For those working in Westminster, this has become the song of the summer, chanted by the throng of ultra-Remainers who have pitched camp next to the media gazebos on College Green.
It is the – intensely irritating – evidence of what the polls increasingly tell us. Just as Leavers are coalescing around a no-deal Brexit, so Remainers are moving towards the cancellation of Brexit full stop. The space in the middle for compromise is increasingly barren.
But say that we did stop Brexit. What then?
The fact is that there has been an awful lot of examination and cross-examination of the consequences of no-deal – and, indeed, of the withdrawal agreement negotiated by Theresa May, and all the other options for Britain’s Brexit arrangements that have been floated since the referendum took place.
There has been much less consideration, however, of what would actually happen if Brexit were cancelled. That is because the answer is seemingly obvious: a return to the status quo ante.
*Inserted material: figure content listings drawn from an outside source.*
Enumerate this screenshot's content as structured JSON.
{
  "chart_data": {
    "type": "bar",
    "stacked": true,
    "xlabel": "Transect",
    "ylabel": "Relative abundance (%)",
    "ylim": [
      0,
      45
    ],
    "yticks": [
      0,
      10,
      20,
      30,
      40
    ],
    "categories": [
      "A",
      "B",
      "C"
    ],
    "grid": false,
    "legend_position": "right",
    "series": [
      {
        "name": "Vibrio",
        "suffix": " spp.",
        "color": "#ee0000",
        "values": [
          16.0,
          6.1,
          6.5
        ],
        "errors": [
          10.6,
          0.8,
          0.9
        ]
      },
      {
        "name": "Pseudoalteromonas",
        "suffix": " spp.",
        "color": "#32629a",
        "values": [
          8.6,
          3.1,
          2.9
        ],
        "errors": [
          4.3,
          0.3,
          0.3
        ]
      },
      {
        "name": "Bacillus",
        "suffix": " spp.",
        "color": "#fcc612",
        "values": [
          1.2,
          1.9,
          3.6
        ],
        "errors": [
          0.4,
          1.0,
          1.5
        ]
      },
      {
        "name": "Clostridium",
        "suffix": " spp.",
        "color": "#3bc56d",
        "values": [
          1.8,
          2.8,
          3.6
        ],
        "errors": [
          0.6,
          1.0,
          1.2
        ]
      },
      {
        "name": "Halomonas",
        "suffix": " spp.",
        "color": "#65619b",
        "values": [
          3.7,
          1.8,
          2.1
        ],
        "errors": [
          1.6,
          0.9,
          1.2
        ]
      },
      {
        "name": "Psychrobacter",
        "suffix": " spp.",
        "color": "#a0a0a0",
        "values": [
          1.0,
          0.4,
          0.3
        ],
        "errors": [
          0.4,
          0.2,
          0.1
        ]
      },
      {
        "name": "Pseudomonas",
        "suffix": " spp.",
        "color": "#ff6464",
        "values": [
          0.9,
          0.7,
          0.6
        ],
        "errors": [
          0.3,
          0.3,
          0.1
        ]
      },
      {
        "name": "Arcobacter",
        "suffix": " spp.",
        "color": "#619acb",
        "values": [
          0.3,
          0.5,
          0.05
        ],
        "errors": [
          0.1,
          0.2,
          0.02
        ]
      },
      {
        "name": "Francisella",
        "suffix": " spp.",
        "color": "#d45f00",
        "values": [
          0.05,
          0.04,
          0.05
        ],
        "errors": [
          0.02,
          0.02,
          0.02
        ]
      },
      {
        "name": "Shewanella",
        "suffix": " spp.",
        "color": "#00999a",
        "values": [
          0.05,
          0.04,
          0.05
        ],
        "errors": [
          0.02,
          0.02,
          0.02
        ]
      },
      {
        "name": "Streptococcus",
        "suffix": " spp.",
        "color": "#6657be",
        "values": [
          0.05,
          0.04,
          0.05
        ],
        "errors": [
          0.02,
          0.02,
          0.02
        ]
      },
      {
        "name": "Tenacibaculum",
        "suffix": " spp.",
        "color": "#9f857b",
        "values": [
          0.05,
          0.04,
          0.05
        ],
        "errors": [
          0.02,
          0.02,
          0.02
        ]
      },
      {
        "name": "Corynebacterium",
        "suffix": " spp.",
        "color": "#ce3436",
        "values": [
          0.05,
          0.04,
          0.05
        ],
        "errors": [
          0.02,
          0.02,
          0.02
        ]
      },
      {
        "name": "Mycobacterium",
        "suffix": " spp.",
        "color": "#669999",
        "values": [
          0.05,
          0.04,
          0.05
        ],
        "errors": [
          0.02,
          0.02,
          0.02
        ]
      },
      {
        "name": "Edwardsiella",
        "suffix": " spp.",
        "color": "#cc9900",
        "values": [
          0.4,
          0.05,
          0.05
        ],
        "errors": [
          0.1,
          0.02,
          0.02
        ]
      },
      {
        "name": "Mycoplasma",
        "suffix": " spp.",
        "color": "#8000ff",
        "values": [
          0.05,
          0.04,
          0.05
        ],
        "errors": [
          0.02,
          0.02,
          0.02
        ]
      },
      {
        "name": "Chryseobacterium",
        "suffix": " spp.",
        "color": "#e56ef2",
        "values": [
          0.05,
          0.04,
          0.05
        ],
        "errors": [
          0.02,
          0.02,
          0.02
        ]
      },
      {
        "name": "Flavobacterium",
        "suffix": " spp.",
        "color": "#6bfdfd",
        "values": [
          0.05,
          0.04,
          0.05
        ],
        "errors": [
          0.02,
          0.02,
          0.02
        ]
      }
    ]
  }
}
Yet, that position is as fantastical – or, to be more polite, impossibilist – as the anti-Brexiteers say a successful no-deal outcome would be.
The option of getting into a time machine and setting the dial for June 22, 2016 is understandably attractive – certainly for those of us who voted Remain. But the reality would be very different.
For starters, you would have a very substantial chunk of the population – the polls suggest approximately a third – who would be not just aggrieved, but incandescent. The most important vote of their lives would be rendered meaningless.
Just as a reminder, there is no evidence whatsoever that Leave voters have changed their minds about Brexit in anything like the numbers required to invalidate the result. Those voters would be not just lured to parties of the extreme right or left, but given the most almighty shove.
You might argue that the way to get around this would be to offer a second referendum. But what would be the criteria?
Labour is proposing a two-way battle between Remain and May’s deal. But for many of those who disliked that deal (which, polls show, is a substantial number), this would be a referendum without Brexit on the menu.
A vote between Remain and no-deal would offer a genuine choice, but would also be structurally rigged in favour of Remain. And a poll allowing voters to choose between the three of them would be fatally influenced by the architecture and wording of the question and options.
Still, let us say that Britain does end up remaining within the EU. We would further destabilise, or even delegitimise, the UK’s political system, with a solid body of opinion campaigning vociferously against continued EU membership in general and every single decision made by Westminster or Brussels in particular.
We would also find ourselves in a hellishly awkward diplomatic position. None of the issues and tensions which led the country to vote to leave in the first place would have been resolved – it is doubtful whether we would even receive those concessions which David Cameron so painfully negotiated back in 2016.
In the short term, we would surely not be forced to join the euro or Schengen area, but we would have lost much of our political capital to oppose the EU’s federalising tendencies. What would we do if we didn’t like how the EU was evolving, or if we were pressured to drop our opt-outs? Threaten to Brexit again?
Indeed, it is striking that France’s Emmanuel Macron has said that he doesn’t particularly want Britain back in the tent, because we would disagree with the direction in which he wants to take the EU – towards greater unification.
In the run-up to the referendum, I interviewed the leaders of the three main campaigns – Vote Leave, Leave.EU, and Stronger In.
I was told by Stronger In that they intended to fight an optimistic, positive campaign, and to make the case for Europe. Of course, they never did, because they could read the polls. They knew that the vast majority of Britons were profoundly disillusioned with the European Union. The only convincing message they could use was that the uncertainty of leaving was worse than the devil you knew.
One of the great ironies of the post-referendum period is that it has finally given birth to what Britain, almost uniquely among EU members, has never had: a genuine europhile mass movement.
For those shouting outside Westminster, or painting their faces with blue and yellow stars, the EU has come to be synonymous with civilised values – the household god of the Islington dinner party.
Yet in the process, its members have become just as driven by emotion as the Leavers they oppose.